Blacksmiths used to have full-time assistants who operated the bellows, stirred the fire and carried the coals. Pierre would dearly love to have an apprentice to whom he could pass on the time-honoured techniques. In time, maybe Dominique will live up to his promise to move home and really get serious about learning the craft. For now the best he can do is a once-a-week jaunt to Sainte-Justine-de-Newton to absorb what Pierre can show him.

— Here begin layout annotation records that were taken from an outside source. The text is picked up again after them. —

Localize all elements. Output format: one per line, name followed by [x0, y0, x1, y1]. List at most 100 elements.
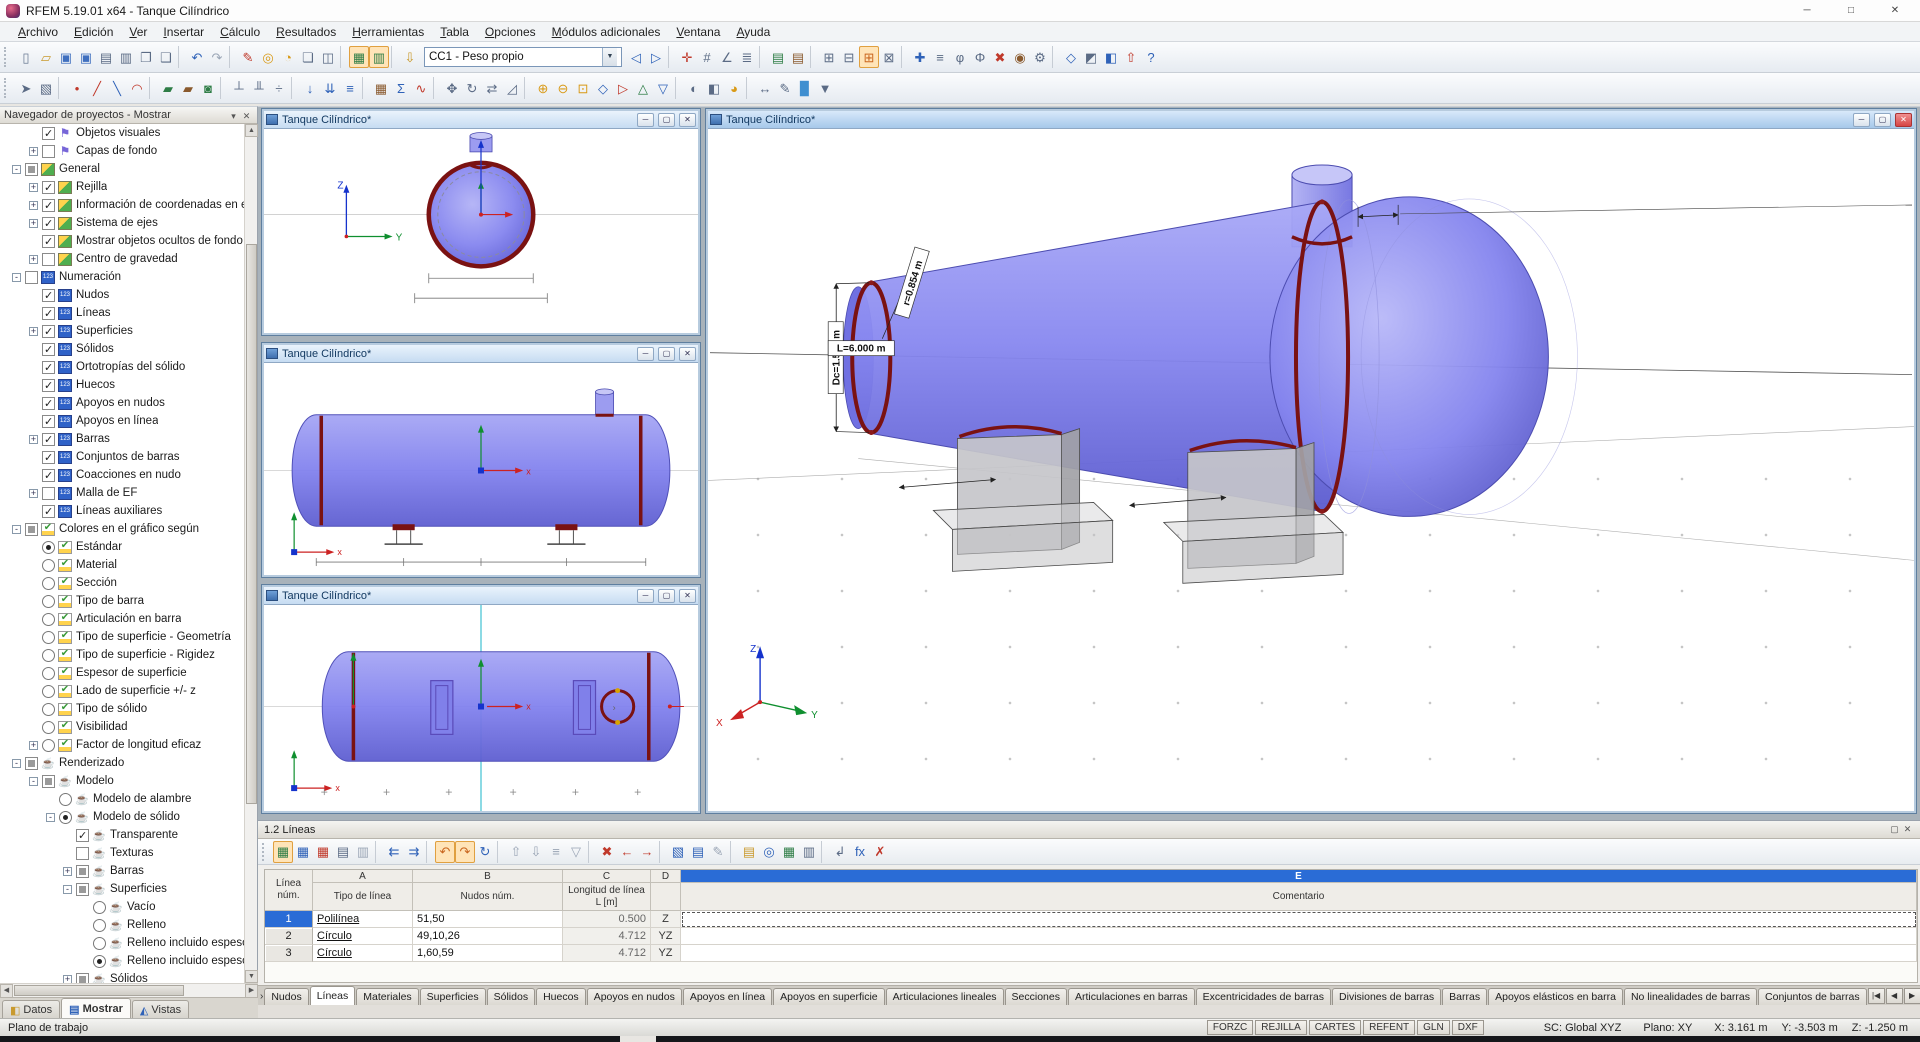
- tb-open-project-button[interactable]: ▣: [56, 46, 76, 68]
- minimize-button[interactable]: ─: [637, 113, 654, 127]
- tree-item-control[interactable]: [42, 487, 55, 500]
- tb-axes-toggle-button[interactable]: ✚: [910, 46, 930, 68]
- tree-item-control[interactable]: [59, 811, 72, 824]
- tree-item-control[interactable]: [42, 451, 55, 464]
- tree-item[interactable]: + Factor de longitud eficaz: [0, 736, 245, 754]
- tb-snapshot-button[interactable]: ◩: [1081, 46, 1101, 68]
- expander-icon[interactable]: -: [12, 525, 21, 534]
- tree-item[interactable]: Sección: [0, 574, 245, 592]
- cell-plane[interactable]: Z: [651, 911, 681, 928]
- viewport-title-bar[interactable]: Tanque Cilíndrico* ─ ▢ ✕: [264, 587, 698, 605]
- cell-line-type[interactable]: Círculo: [313, 945, 413, 962]
- tt-undo-button[interactable]: ↶: [435, 841, 455, 863]
- table-tab[interactable]: Excentricidades de barras: [1196, 988, 1331, 1005]
- navigator-tab[interactable]: ▤ Mostrar: [61, 998, 131, 1019]
- menu-item[interactable]: Opciones: [477, 23, 544, 41]
- table-tab[interactable]: Apoyos en nudos: [587, 988, 682, 1005]
- tree-item-control[interactable]: [76, 829, 89, 842]
- row-number[interactable]: 2: [265, 928, 313, 945]
- expander-icon[interactable]: +: [63, 975, 72, 984]
- cell-comment[interactable]: [681, 945, 1917, 962]
- tree-item[interactable]: - Numeración: [0, 268, 245, 286]
- tb-measure-button[interactable]: ∠: [717, 46, 737, 68]
- tree-item-control[interactable]: [42, 325, 55, 338]
- status-toggle[interactable]: CARTES: [1309, 1020, 1361, 1035]
- tree-item-control[interactable]: [42, 127, 55, 140]
- tree-item[interactable]: Ortotropías del sólido: [0, 358, 245, 376]
- table-tab[interactable]: Articulaciones lineales: [886, 988, 1004, 1005]
- cell-nodes[interactable]: 51,50: [413, 911, 563, 928]
- expander-icon[interactable]: -: [12, 273, 21, 282]
- maximize-button[interactable]: ▢: [1874, 113, 1891, 127]
- tb2-rotate-button[interactable]: ↻: [462, 77, 482, 99]
- menu-item[interactable]: Herramientas: [344, 23, 432, 41]
- cell-nodes[interactable]: 49,10,26: [413, 928, 563, 945]
- expander-icon[interactable]: -: [63, 885, 72, 894]
- tree-item-control[interactable]: [42, 343, 55, 356]
- tree-item[interactable]: Tipo de barra: [0, 592, 245, 610]
- tb2-polyline-new-button[interactable]: ╲: [107, 77, 127, 99]
- tt-properties-button[interactable]: ▤: [739, 841, 759, 863]
- tree-item-control[interactable]: [25, 163, 38, 176]
- menu-item[interactable]: Módulos adicionales: [544, 23, 669, 41]
- menu-item[interactable]: Ayuda: [728, 23, 778, 41]
- tree-item-control[interactable]: [42, 685, 55, 698]
- tb2-line-new-button[interactable]: ╱: [87, 77, 107, 99]
- tb-redo-button[interactable]: ↷: [207, 46, 227, 68]
- tree-item-control[interactable]: [59, 793, 72, 806]
- tb2-load-line-button[interactable]: ⇊: [320, 77, 340, 99]
- close-button[interactable]: ✕: [1895, 113, 1912, 127]
- chevron-down-icon[interactable]: ▼: [602, 48, 617, 66]
- tb-info-button[interactable]: ◉: [1010, 46, 1030, 68]
- tt-import-row-button[interactable]: ⇇: [384, 841, 404, 863]
- tree-item-control[interactable]: [42, 775, 55, 788]
- tb2-view-y-button[interactable]: △: [633, 77, 653, 99]
- tree-item[interactable]: Tipo de superficie - Geometría: [0, 628, 245, 646]
- cell-length[interactable]: 0.500: [563, 911, 651, 928]
- maximize-button[interactable]: □: [1832, 1, 1870, 21]
- viewport-title-bar[interactable]: Tanque Cilíndrico* ─ ▢ ✕: [708, 111, 1914, 129]
- cell-length[interactable]: 4.712: [563, 928, 651, 945]
- tt-refresh-button[interactable]: ↻: [475, 841, 495, 863]
- table-tab[interactable]: Apoyos en superficie: [773, 988, 884, 1005]
- table-tab[interactable]: Sólidos: [487, 988, 535, 1005]
- tb-save-button[interactable]: ▤: [96, 46, 116, 68]
- viewport-canvas[interactable]: x x: [264, 363, 698, 575]
- tree-item[interactable]: + Capas de fondo: [0, 142, 245, 160]
- tb2-support-node-button[interactable]: ┴: [229, 77, 249, 99]
- viewport-canvas[interactable]: › x x: [264, 605, 698, 811]
- scroll-up-icon[interactable]: ▲: [245, 124, 258, 137]
- viewport-window-top[interactable]: Tanque Cilíndrico* ─ ▢ ✕: [262, 585, 700, 813]
- minimize-button[interactable]: ─: [637, 347, 654, 361]
- cell-nodes[interactable]: 1,60,59: [413, 945, 563, 962]
- tb-view-3d-button[interactable]: ◇: [1061, 46, 1081, 68]
- menu-item[interactable]: Edición: [66, 23, 121, 41]
- tt-ole-button[interactable]: ▥: [799, 841, 819, 863]
- tree-item-control[interactable]: [93, 919, 106, 932]
- tree-item[interactable]: Transparente: [0, 826, 245, 844]
- tb2-select-button[interactable]: ➤: [16, 77, 36, 99]
- expander-icon[interactable]: +: [29, 435, 38, 444]
- maximize-button[interactable]: ▢: [658, 347, 675, 361]
- tt-view-left-button[interactable]: ▤: [333, 841, 353, 863]
- tree-item[interactable]: Líneas: [0, 304, 245, 322]
- tb2-arc-new-button[interactable]: ◠: [127, 77, 147, 99]
- table-tab[interactable]: Materiales: [356, 988, 418, 1005]
- tree-item[interactable]: Coacciones en nudo: [0, 466, 245, 484]
- cell-comment[interactable]: [681, 928, 1917, 945]
- scroll-left-icon[interactable]: ◀: [0, 984, 13, 998]
- tb2-mirror-button[interactable]: ⇄: [482, 77, 502, 99]
- close-button[interactable]: ✕: [679, 589, 696, 603]
- tree-item[interactable]: Visibilidad: [0, 718, 245, 736]
- tb-section-library-button[interactable]: ▤: [788, 46, 808, 68]
- tree-item[interactable]: - Modelo de sólido: [0, 808, 245, 826]
- column-header-e[interactable]: E: [681, 870, 1917, 883]
- tree-item[interactable]: Texturas: [0, 844, 245, 862]
- tb-raster-button[interactable]: ⊞: [859, 46, 879, 68]
- tb-next-load-case-button[interactable]: ▷: [646, 46, 666, 68]
- status-toggle[interactable]: FORZC: [1207, 1020, 1253, 1035]
- tb-material-library-button[interactable]: ▤: [768, 46, 788, 68]
- tree-item[interactable]: Huecos: [0, 376, 245, 394]
- tt-view-right-button[interactable]: ▥: [353, 841, 373, 863]
- tt-export-row-button[interactable]: ⇉: [404, 841, 424, 863]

By the time Dominique arrives Pierre has already prepared the forge—cleaning the fire pot, lighting the newspaper, piling the coal atop the coke, adding some kindling, turning on the air. The customer for the long-handled frying pan isn’t paying enough to forge the whole thing from scratch. So Pierre takes an old frying pan and cuts the handle off with a grinder. To connect the pan to the handle, he needs a short, T-shaped chunk of metal. Pierre marks one end of the metal with a piece of chalk and then shoves it into the coals. When the metal is yellow-hot, he lifts it onto the anvil and hits it with the hammer, sending flecks of scale that formed on the hot iron flying into the air seemingly at the speed of sound. “Blacksmiths get burned a lot,” he says. “If something falls, the natural reflex is to catch it. I used to try and pluck those chips. You have to lose the reflex of catching them.”